To make a long story short, I have pursued that goal for ten years. My efforts ranged from biology (e.g., [2]), to sequence comparison algorithms (e.g., [6]), to user interfaces. Whereas even by 1987 people had accumulated a considerable level of experience comparing protein sequences, the new challenge was to effectively compare two or more genomic DNA sequences. While protein sequences are always short, rarely more then 5000 letters long, a genomic sequence can contain millions of letters. New sequence comparison algorithms were needed, and graphical interfaces were required to browse the results. A 1997 paper [3] reviews some of the progress, and the website https://globin.bx.psu.edu/pipmaker gives a more current view. I believe that my group has developed the basic capability for comparing the human and mouse genome sequences, with several important enhancements to be completed by the time the data arrives in large quantities. My attack on the problem was diversified. An essential component was to become an expert at solving the sorts of problems that my software was intended to facilitate. In other words, to know what would assist biologists I needed to become one of them. Ross Overbeek, who very successfully made the transition from computer scientist to biologist, once told me that it takes three years. However, it took me more like ten. Also, it proved to be surprisingly successful for me to help other bioinformatics specialists solve their chosen problems, particularly with David Lipman and Bill Pearson, who develop programs to search protein sequence databases. My efforts (e.g., [1,6]) were very satisfying because of their popularity with biologists, and frequently the resulting ideas turned out to be useful for my chosen problem domain. Much less useful in my hands was the ``solution in search of a problem'' approach, i.e., starting with some nifty ideas from computer science and determining how they might be used in bioinformatics. This is a great way to generate papers, but for me it was only marginally successful for helping biologists.
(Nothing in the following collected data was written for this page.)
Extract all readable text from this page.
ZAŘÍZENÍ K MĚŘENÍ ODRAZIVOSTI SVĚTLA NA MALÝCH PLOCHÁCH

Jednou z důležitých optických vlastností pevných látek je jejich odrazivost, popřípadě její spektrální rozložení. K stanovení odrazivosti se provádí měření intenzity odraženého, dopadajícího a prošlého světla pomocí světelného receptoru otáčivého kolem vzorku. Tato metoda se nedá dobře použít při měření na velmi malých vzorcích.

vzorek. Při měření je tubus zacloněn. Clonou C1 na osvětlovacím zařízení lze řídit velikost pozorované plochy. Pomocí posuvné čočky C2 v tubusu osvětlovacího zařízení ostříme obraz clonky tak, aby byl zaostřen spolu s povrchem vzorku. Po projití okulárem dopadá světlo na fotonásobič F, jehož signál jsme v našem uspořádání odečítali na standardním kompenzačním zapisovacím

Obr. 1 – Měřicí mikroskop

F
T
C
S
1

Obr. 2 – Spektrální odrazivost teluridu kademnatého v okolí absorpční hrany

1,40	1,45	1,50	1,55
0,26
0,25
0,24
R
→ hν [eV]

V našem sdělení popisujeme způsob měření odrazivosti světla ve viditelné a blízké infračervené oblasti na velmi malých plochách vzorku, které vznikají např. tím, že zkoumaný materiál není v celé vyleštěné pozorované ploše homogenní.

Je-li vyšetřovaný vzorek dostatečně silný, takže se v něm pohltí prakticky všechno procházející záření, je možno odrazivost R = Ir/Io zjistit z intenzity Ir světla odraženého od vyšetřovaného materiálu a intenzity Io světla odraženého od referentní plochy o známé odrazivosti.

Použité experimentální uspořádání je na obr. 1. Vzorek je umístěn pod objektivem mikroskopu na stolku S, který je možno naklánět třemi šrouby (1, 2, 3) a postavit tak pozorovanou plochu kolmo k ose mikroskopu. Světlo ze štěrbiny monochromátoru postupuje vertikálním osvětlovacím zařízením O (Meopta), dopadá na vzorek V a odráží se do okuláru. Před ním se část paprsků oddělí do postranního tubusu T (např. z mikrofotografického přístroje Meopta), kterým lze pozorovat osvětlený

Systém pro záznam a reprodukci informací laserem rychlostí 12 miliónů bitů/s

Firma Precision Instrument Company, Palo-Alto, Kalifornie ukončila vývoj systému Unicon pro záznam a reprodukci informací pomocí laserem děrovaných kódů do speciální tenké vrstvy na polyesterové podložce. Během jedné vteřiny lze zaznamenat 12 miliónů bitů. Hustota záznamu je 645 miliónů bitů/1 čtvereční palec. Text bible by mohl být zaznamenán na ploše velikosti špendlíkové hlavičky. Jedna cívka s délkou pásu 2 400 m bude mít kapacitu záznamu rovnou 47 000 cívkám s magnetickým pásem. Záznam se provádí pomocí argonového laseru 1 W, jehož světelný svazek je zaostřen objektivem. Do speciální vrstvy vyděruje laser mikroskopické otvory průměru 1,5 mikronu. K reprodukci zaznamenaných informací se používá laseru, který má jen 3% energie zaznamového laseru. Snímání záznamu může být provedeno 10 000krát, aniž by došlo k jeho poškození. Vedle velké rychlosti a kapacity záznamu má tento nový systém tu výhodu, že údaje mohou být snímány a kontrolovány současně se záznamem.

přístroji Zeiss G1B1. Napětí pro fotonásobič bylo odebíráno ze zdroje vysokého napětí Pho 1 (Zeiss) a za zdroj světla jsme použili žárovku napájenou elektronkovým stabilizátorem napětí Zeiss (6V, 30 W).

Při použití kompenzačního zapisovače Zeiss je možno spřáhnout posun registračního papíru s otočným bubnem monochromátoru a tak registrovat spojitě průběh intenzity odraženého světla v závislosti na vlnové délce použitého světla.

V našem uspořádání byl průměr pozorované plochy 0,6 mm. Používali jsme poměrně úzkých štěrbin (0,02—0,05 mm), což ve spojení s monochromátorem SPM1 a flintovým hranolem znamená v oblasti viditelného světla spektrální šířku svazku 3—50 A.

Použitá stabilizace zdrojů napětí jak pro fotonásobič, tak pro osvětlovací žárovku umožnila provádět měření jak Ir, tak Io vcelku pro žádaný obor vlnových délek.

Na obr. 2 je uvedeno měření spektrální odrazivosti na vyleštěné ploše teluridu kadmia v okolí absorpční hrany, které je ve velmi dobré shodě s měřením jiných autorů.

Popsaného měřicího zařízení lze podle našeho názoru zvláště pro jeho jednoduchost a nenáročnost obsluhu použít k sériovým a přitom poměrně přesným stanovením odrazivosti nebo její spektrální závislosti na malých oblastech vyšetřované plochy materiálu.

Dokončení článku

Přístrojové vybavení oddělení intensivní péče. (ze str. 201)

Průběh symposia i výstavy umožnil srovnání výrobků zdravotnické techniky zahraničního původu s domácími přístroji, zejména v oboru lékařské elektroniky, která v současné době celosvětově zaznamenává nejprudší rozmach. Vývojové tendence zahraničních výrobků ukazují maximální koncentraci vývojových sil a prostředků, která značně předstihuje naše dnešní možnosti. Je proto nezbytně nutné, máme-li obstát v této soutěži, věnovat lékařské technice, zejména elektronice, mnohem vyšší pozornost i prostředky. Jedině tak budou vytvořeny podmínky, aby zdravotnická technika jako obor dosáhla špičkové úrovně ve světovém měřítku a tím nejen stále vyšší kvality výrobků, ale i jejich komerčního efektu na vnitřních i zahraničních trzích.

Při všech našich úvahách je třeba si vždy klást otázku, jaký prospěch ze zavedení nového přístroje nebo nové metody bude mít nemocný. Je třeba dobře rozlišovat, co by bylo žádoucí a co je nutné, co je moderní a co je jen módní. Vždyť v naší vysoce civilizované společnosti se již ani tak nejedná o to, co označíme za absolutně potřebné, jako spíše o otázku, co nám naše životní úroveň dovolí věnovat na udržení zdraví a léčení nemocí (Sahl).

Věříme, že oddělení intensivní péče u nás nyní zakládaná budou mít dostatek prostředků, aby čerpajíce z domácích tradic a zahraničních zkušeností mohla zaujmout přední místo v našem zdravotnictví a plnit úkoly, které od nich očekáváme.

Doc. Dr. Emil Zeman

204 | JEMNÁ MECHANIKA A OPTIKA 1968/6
The year 2000 will be a wonderful time to begin a career at the interface of biology and computer science. The questions that have occupied me for the last decade may, however, not be the best place to start, though you are welcome to try. I believe that the soon-to-be completed projects to sequence the human and mouse genomes are so obviously successful that they will whet the appetites of scientists and legislators for additional Big Biology projects. These people won't be left with the memories of cost over-runs and the feeling of ``So what?'' that have plagued other Big Science initiatives. If you would like to get an idea of where the field is headed, I recommend a paper [4] by Eric Lander.
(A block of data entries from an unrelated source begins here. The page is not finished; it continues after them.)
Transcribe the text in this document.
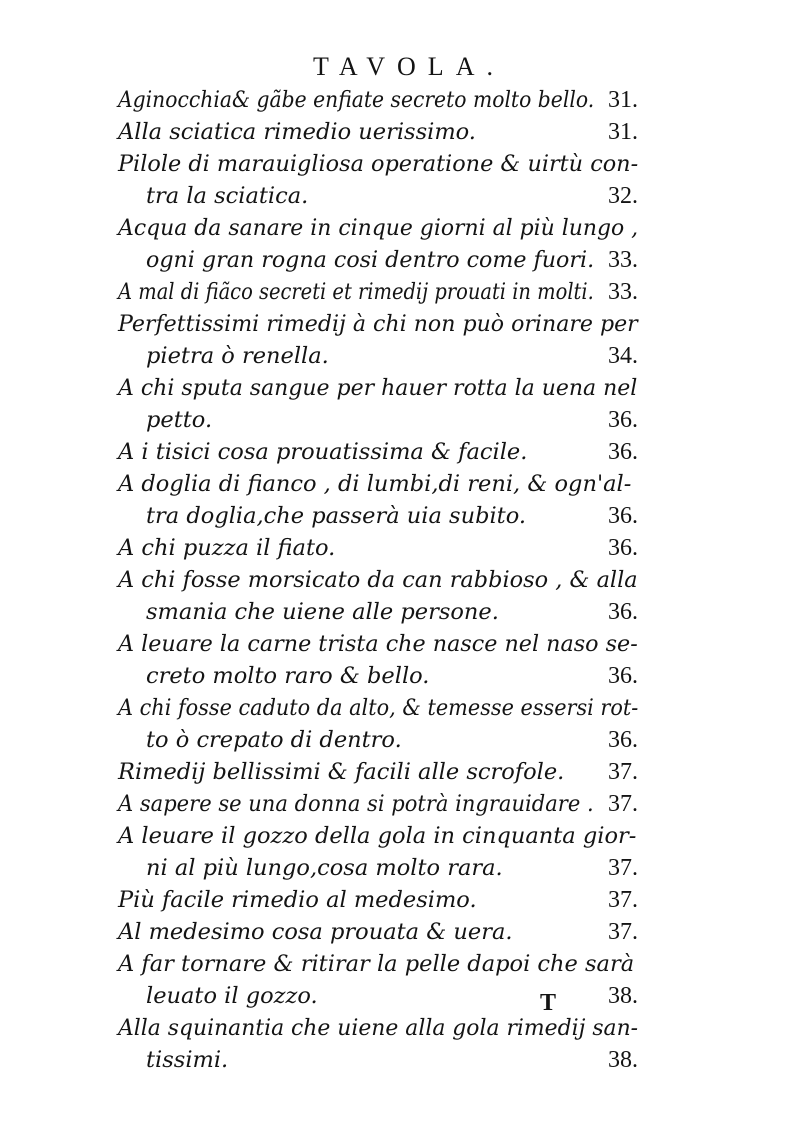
TAVOLA.
Aginocchia& gãbe enfiate secreto molto bello. 31.
Alla sciatica rimedio uerissimo.	31.
Pilole di marauigliosa operatione & uirtù con-
tra la sciatica.	32.
Acqua da sanare in cinque giorni al più lungo ,
ogni gran rogna cosi dentro come fuori. 33.
A mal di fiãco secreti et rimedij prouati in molti. 33.
Perfettissimi rimedij à chi non può orinare per
pietra ò renella.	34.
A chi sputa sangue per hauer rotta la uena nel
petto.	36.
A i tisici cosa prouatissima & facile.	36.
A doglia di fianco , di lumbi,di reni, & ogn'al-
tra doglia,che passerà uia subito.	36.
A chi puzza il fiato.	36.
A chi fosse morsicato da can rabbioso , & alla
smania che uiene alle persone.	36.
A leuare la carne trista che nasce nel naso se-
creto molto raro & bello.	36.
A chi fosse caduto da alto, & temesse essersi rot-
to ò crepato di dentro.	36.
Rimedij bellissimi & facili alle scrofole. 37.
A sapere se una donna si potrà ingrauidare . 37.
A leuare il gozzo della gola in cinquanta gior-
ni al più lungo,cosa molto rara.	37.
Più facile rimedio al medesimo.	37.
Al medesimo cosa prouata & uera.	37.
A far tornare & ritirar la pelle dapoi che sarà
leuato il gozzo.	38.
Alla squinantia che uiene alla gola rimedij san-
tissimi.	38.
T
If you decide to try your hand at bioinformatics, then perhaps we will meet. When I charted my goal in 1990, I was aware that my prediction for completion of the mouse sequence, 2008, coincided with me reaching retirement age. Thus, if the prediction had been accurate, I could finish my project and then turn my attention to some hobby. As it turns out, I'll soon need to identify another goal, because completion of the human and mouse sequences is way ahead of that schedule. Thus, it may be that in a few years I'll be reading your words in the SIGBIO Newsletter, seeking guidance for my next adventure in bioinformatics.

References

  1. Altschul, S., T. Madden, A. Schaffer, J. Zhang, Z.Zhang, W. Miller and D. Lipman (1997) Gapped BLAST and PSI-BLAST -- a new generation of protein database search programs. Nucleic Acids Res. 25, 3389-3402.
  2. Elnitski, L., W. Miller and R. Hardison (1997) Conserved E boxes function as part of the enhancer in hypersensitive site 2 of the beta-globin locus control region: Role of basic helix-loop-helix proteins. J. Biol. Chem. 272, 369-378.
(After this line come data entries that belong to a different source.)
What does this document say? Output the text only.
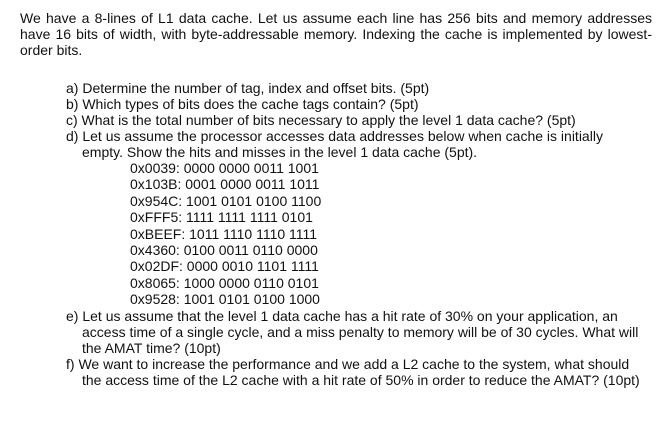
We have a 8-lines of L1 data cache. Let us assume each line has 256 bits and memory addresses have 16 bits of width, with byte-addressable memory. Indexing the cache is implemented by lowest-order bits.

a) Determine the number of tag, index and offset bits. (5pt)
b) Which types of bits does the cache tags contain? (5pt)
c) What is the total number of bits necessary to apply the level 1 data cache? (5pt)
d) Let us assume the processor accesses data addresses below when cache is initially empty. Show the hits and misses in the level 1 data cache (5pt).
0x0039: 0000 0000 0011 1001
0x103B: 0001 0000 0011 1011
0x954C: 1001 0101 0100 1100
0xFFF5: 1111 1111 1111 0101
0xBEEF: 1011 1110 1110 1111
0x4360: 0100 0011 0110 0000
0x02DF: 0000 0010 1101 1111
0x8065: 1000 0000 0110 0101
0x9528: 1001 0101 0100 1000
e) Let us assume that the level 1 data cache has a hit rate of 30% on your application, an access time of a single cycle, and a miss penalty to memory will be of 30 cycles. What will the AMAT time? (10pt)
f) We want to increase the performance and we add a L2 cache to the system, what should the access time of the L2 cache with a hit rate of 50% in order to reduce the AMAT? (10pt)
  3. Hardison, R., J. Oeltjen and W. Miller (1997) Long human-mouse sequence alignments reveal novel regulatory elements: a reason to sequence the mouse genome. Genome Research 7, 959-966.
  4. Lander, E. (1996) The new genomics: global views of biology. Science 274, 536-539.
  5. Pearson, W. R., T. Wood, Z. Zhang and W. Miller (1997) Comparison of DNA sequences with protein sequences. Genomics 46, 24-36.
  6. Zhang, Z., P. Berman and W. Miller (1998) Alignments without low-scoring regions. J. Comput. Biol. , 197-210.